How are space stations set up and how do they work?

Small space stations are launched fully assembled, but larger stations are sent up in modules and assembled in orbit. To make the most efficient use of its carrier vehicle’s capacity, a space station is launched vacant, and its crew members—and sometimes additional equipment—follow in separate vehicles. A space station’s operation, therefore, requires a transportation system to ferry crews and hardware and to replenish the propellant, air, water, food, and such other items as are consumed during routine operations. Space stations use large panels of solar cells and banks of storage batteries as their source of electrical power. They also employ geostationary relay satellites for continuous communication with mission controllers on the ground and satellite-based positioning systems for navigation.

How many Space Stations have we launched?
  • Since 1971, more than 10 space stations have been launched into a low orbit around Earth and have been occupied for varying lengths of time.
  • Important Space stations in chronological order are Salyut 1, Skylab, Salyuts 3, 4, 5, 6, and 7, Mir, the International Space Station, and Tiangong 1 and 2.

International Space Station (ISS)

  • The International Space Station (ISS) is a modular space station (habitable artificial satellite) in low Earth orbit.
  • The ISS program is a multi-national collaborative project between five participating space agencies: NASA (United States), Roscosmos (Russia), JAXA (Japan), ESA (Europe), and CSA (Canada).
  • The ownership and use of the space station is established by intergovernmental treaties and agreements.
  • The ISS serves as a microgravity and space environment research laboratory in which scientific experiments are conducted in astrobiology, astronomy, meteorology, physics, and other fields.
  • It is the largest artificial object in space and the largest satellite in low Earth orbit, regularly visible to the naked eye from Earth’s surface.
  • The ISS is the ninth space station to be inhabited by crews, following the Soviet and later Russian Salyut, Almaz, and Mir stations as well as Skylab from the US.

Why is NASA planning to decommission the ISS?

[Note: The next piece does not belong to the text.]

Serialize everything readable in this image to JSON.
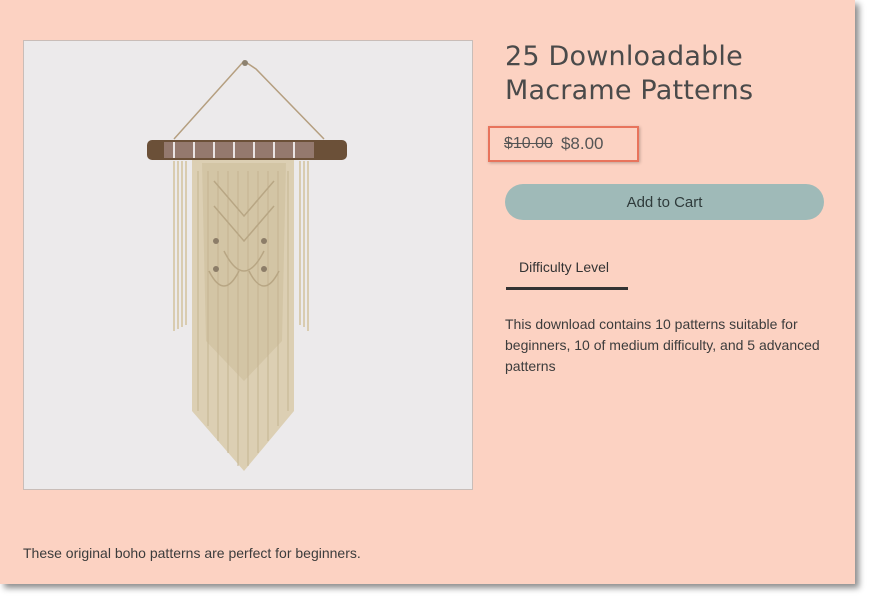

  • The ISS was originally built to operate for 15 years.
  • The space station has already surpassed that checkpoint by being active for 21 years, with plans to continue operations till 2030.
  •  The ISS goes through 16 rotations of the earth per day, causing extreme temperature changes on the exterior. The side facing the sun can get heated up to 121°C while the temperature on the opposite, darker side can fall to –157°C, causing intense expansion and contraction of the building material.
  • This orbital thermal cycling, coupled with dynamic loading, affects the longevity of the primary structure of the space station.
  • The technical lifetime is also limited by parts like radiators, modules and truss structures that tend to degrade over time.
  • NASA is planning to transition operations in low-earth orbit to private players and focus energies on its missions to explore the moon and Mars.
  • NASA plans to remove the ISS from its orbit around the earth and eventually plunge it into the ocean at a point farthest from human civilisation.
  • NASA claims that the debris of the ISS that survives the re-entry will settle on the ocean floor and not cause any substantial long-term impact.